Sanctification also prepares us for our future home, we are just passing through. Like Abraham and Moses who didn't reach their destinations, Hebrews 11:13 says, "These all died in faith, not having received the things promised, having seen them and greeted them from afar, and having acknowledged that they were strangers and exiles on the earth. For people who speak thus make it clear that they are seeking a homeland. If they had been thinking of that land from which they had gone out, they would have had the opportunity to return, But as it is they desire a better country, that is a heavenly one. Therefore, God is not ashamed to be called their God, for he has prepared for them a city." God also is not ashamed to be called our God if we put our faith in him, and we too are waiting for our future home, our true home.

Self-righteous, filthy rebels transformed into virtuous new creations, increasingly bearing the fruit of the Spirit and displaying the glory of their Savior King? That is beautiful.

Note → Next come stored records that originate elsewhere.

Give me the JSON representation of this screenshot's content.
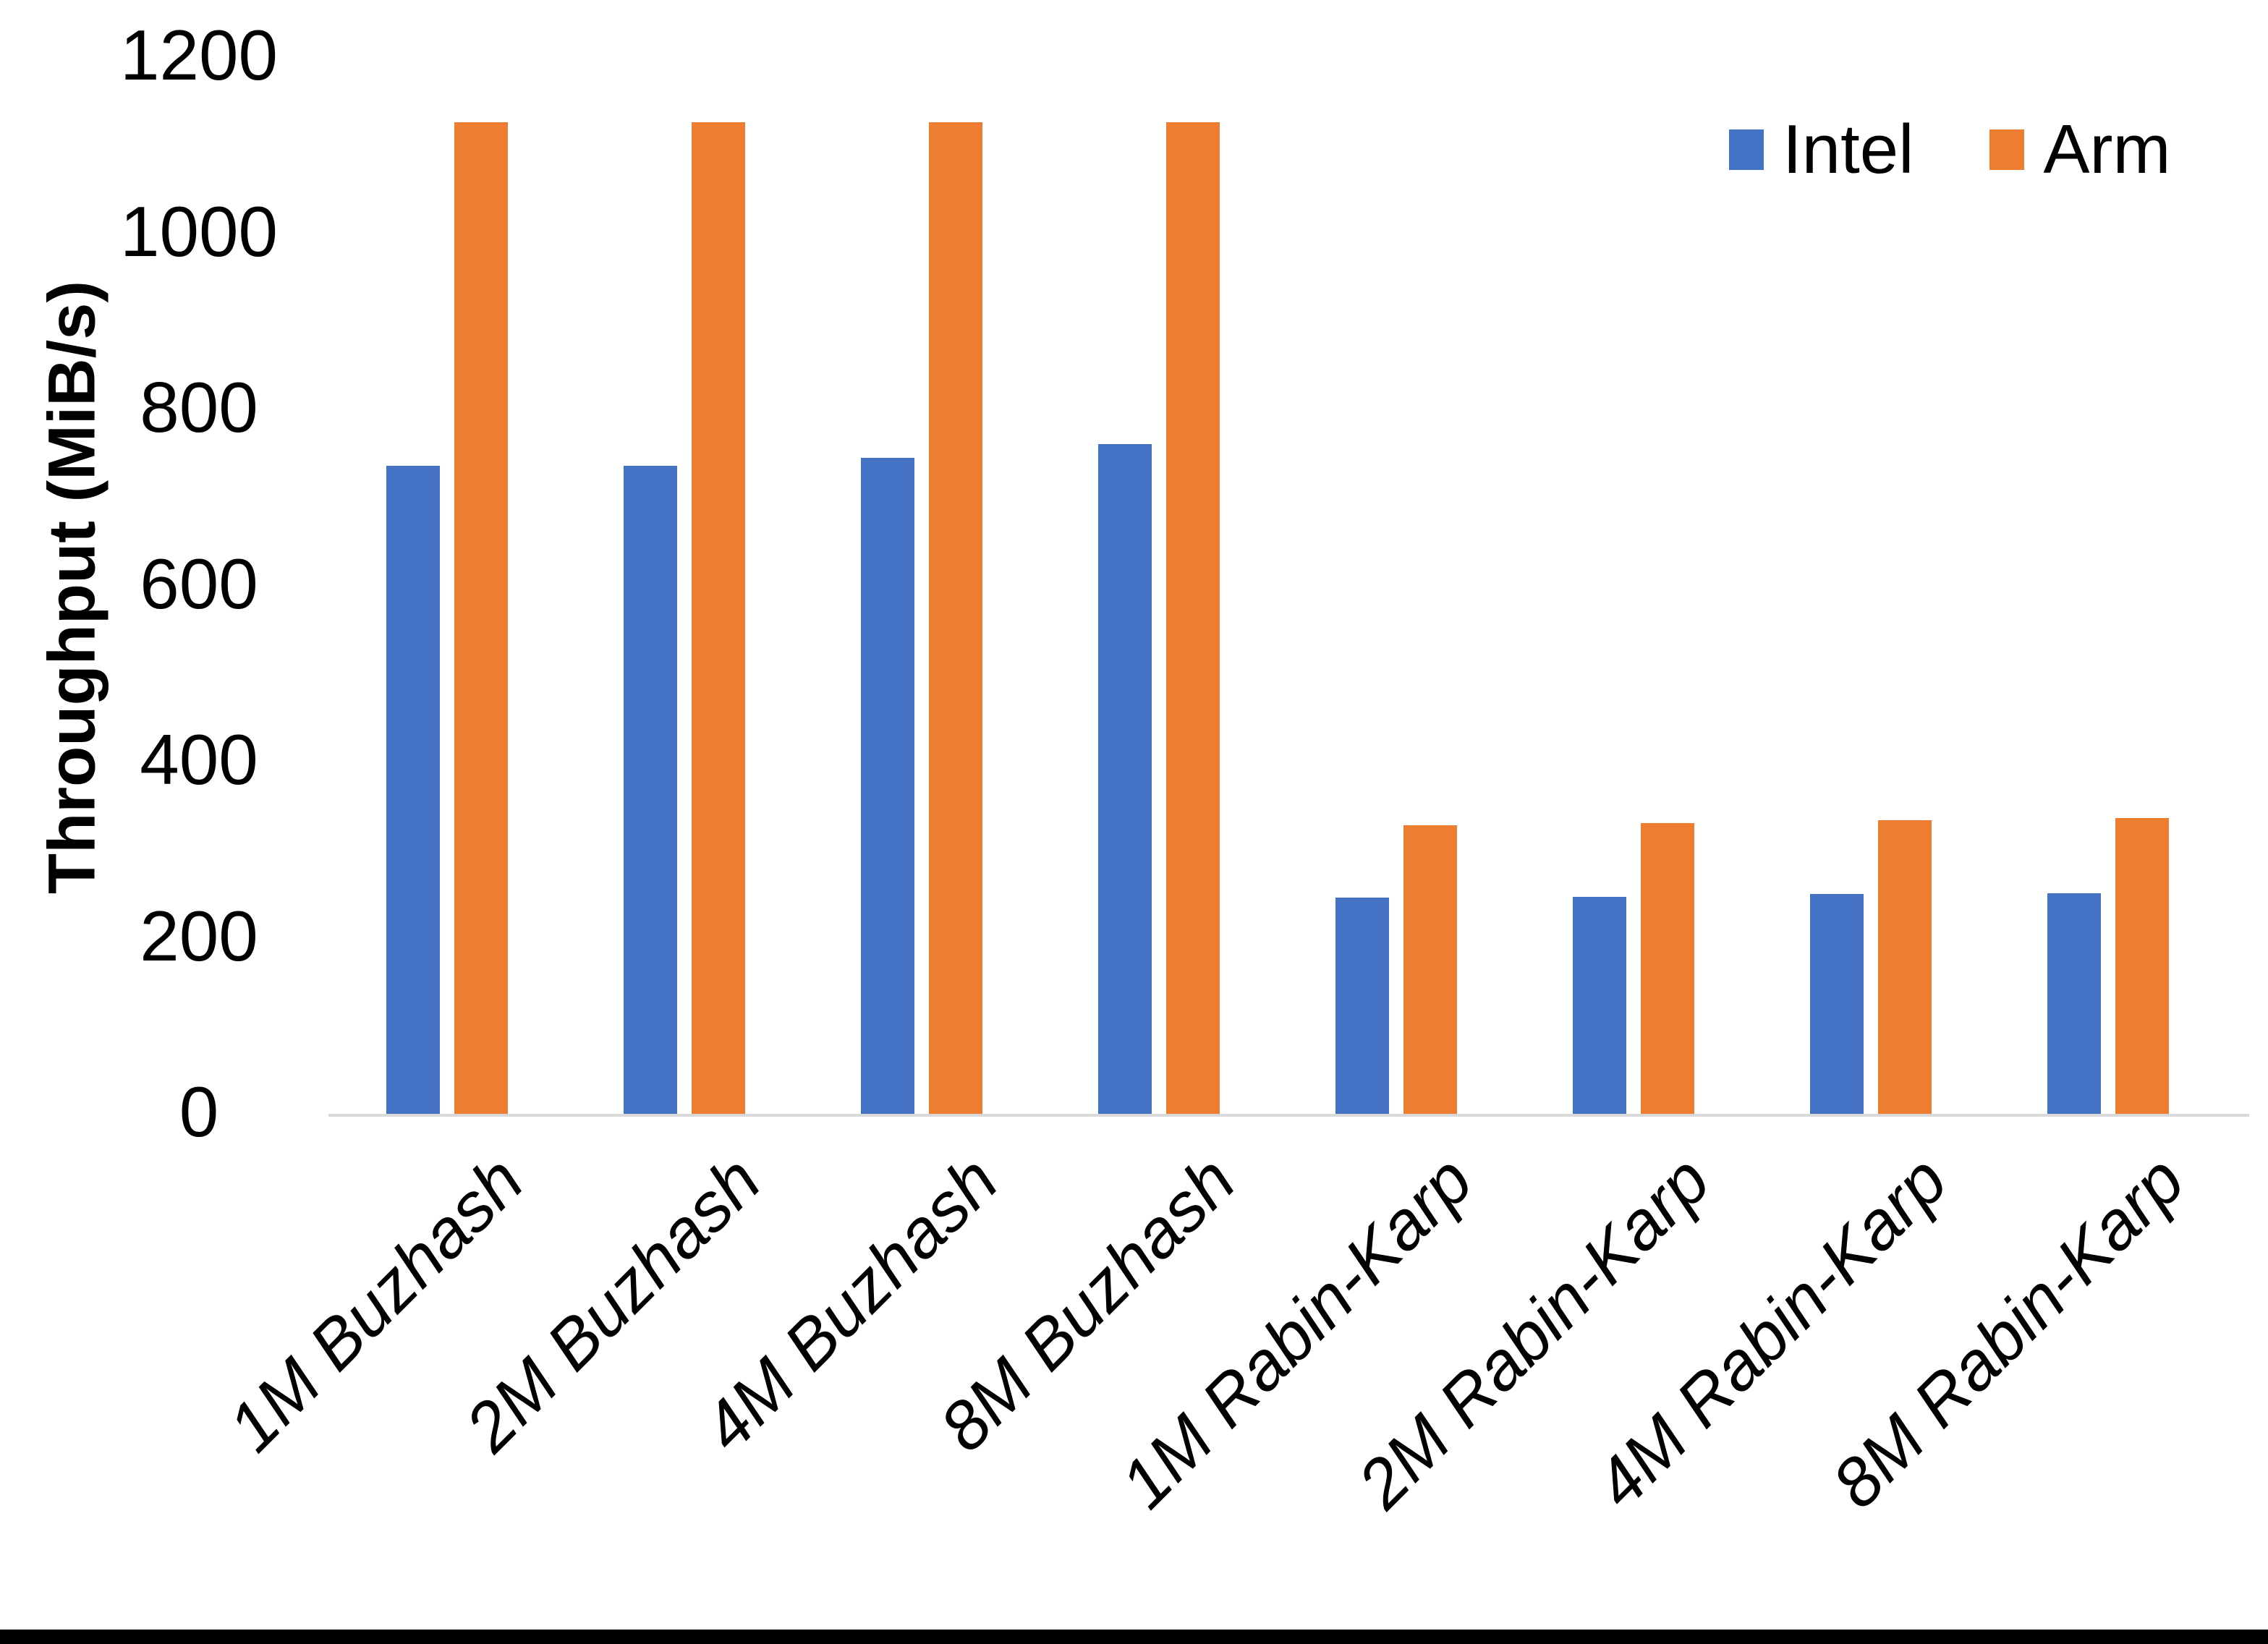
{
  "chart_data": {
    "type": "bar",
    "title": "",
    "xlabel": "",
    "ylabel": "Throughput (MiB/s)",
    "ylim": [
      0,
      1200
    ],
    "yticks": [
      0,
      200,
      400,
      600,
      800,
      1000,
      1200
    ],
    "grid": false,
    "legend_position": "top-right",
    "categories": [
      "1M Buzhash",
      "2M Buzhash",
      "4M Buzhash",
      "8M Buzhash",
      "1M Rabin-Karp",
      "2M Rabin-Karp",
      "4M Rabin-Karp",
      "8M Rabin-Karp"
    ],
    "series": [
      {
        "name": "Intel",
        "color": "#4472C4",
        "values": [
          738,
          738,
          747,
          762,
          247,
          248,
          251,
          252
        ]
      },
      {
        "name": "Arm",
        "color": "#ED7D31",
        "values": [
          1128,
          1128,
          1128,
          1128,
          329,
          332,
          335,
          338
        ]
      }
    ]
  },
  "colors": {
    "axis_line": "#d9d9d9",
    "text": "#000000",
    "bottom_border": "#000000"
  }
}
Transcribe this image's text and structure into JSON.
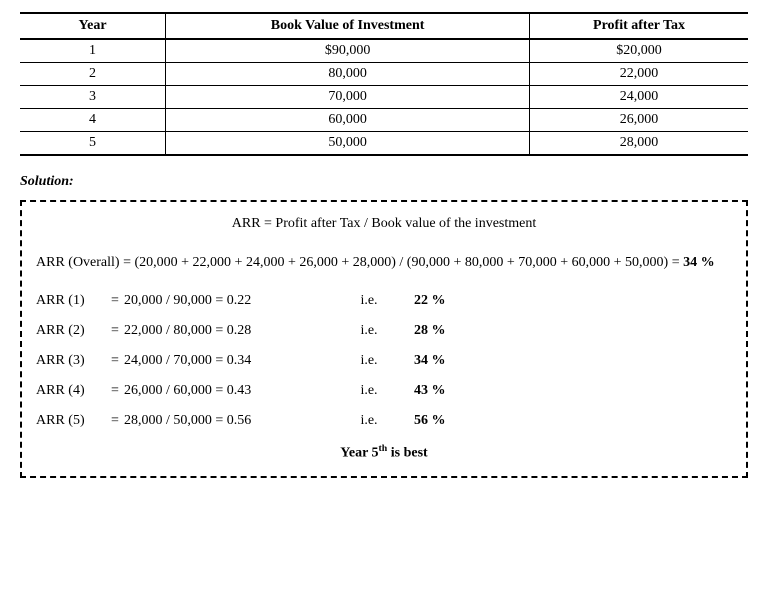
{
  "table": {
    "columns": [
      "Year",
      "Book Value of  Investment",
      "Profit after Tax"
    ],
    "rows": [
      {
        "year": "1",
        "book_value": "$90,000",
        "profit": "$20,000"
      },
      {
        "year": "2",
        "book_value": "80,000",
        "profit": "22,000"
      },
      {
        "year": "3",
        "book_value": "70,000",
        "profit": "24,000"
      },
      {
        "year": "4",
        "book_value": "60,000",
        "profit": "26,000"
      },
      {
        "year": "5",
        "book_value": "50,000",
        "profit": "28,000"
      }
    ]
  },
  "solution_label": "Solution:",
  "formula": "ARR =    Profit after Tax   /    Book value of the investment",
  "overall": {
    "prefix": "ARR (Overall) =    ",
    "expr": "(20,000 + 22,000 + 24,000 + 26,000 + 28,000) / (90,000 + 80,000 + 70,000 + 60,000 + 50,000)    = ",
    "result": "34 %"
  },
  "arr_rows": [
    {
      "label": "ARR (1)",
      "calc": "20,000   /   90,000 = 0.22",
      "ie": "i.e.",
      "pct": "22 %"
    },
    {
      "label": "ARR (2)",
      "calc": "22,000   /   80,000 = 0.28",
      "ie": "i.e.",
      "pct": "28 %"
    },
    {
      "label": "ARR (3)",
      "calc": "24,000   /   70,000 = 0.34",
      "ie": "i.e.",
      "pct": "34 %"
    },
    {
      "label": "ARR (4)",
      "calc": "26,000   /   60,000 = 0.43",
      "ie": "i.e.",
      "pct": "43 %"
    },
    {
      "label": "ARR (5)",
      "calc": "28,000   /   50,000 = 0.56",
      "ie": "i.e.",
      "pct": "56 %"
    }
  ],
  "conclusion": {
    "prefix": "Year 5",
    "sup": "th",
    "suffix": " is best"
  },
  "eq_sign": "="
}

Lastly, He makes death beautiful because He takes away the sting and we are brought into glory with Him.

Recently we as a church have walked through a tragic loss, and many have recently lost loved ones, but we have not done this alone and we have not done this without hope. 1 Thess 4:13-14 states, "But we do not want you to be uninformed, brothers, about those who are asleep, that you may not grieve as others do who have no hope. For since we believe that Jesus died and rose again, even so, through Jesus, God will bring with him those who have fallen asleep." For Christians, death is not our end; this is not goodbye.

Someday in our future home we will be glorified, we will be robed in righteousness and adorned with jewels. Isaiah 61:10 says, "I will greatly rejoice in the Lord, my soul shall exult in my God, for he has clothed me with the garments of salvation; He has covered me with the robe of righteousness, as a bridegroom decks himself like a priest with a beautiful headdress, and as a bride adorns herself with her jewels." Those that have fallen asleep and for those of us looking towards that day, we will have no more tears, no more pain or struggle with sin, but robed in righteousness. We will be presented to Him holy and without blemish (Ephesians 5).

In triumph He has taken away the sting of death! 

"Death is swallowed up in victory. 'O death, where is your victory? O death, where is your sting?' The sting of death is sin, and the power of sin is the law. But thanks be to God, who gives us the victory through our Lord Jesus Christ. Therefore, my beloved brothers, be steadfast, immovable, always abounding in the work of the Lord, knowing that in the Lord your labor is not in vain." (Corinthians 15:54-58).

God transforming the ultimate tragedy, the greatest tangible sign of the corruption of sin, into a glorious transition to our exalted eternal state, into the ultimate restoration of what we were each created to be. That is beautiful!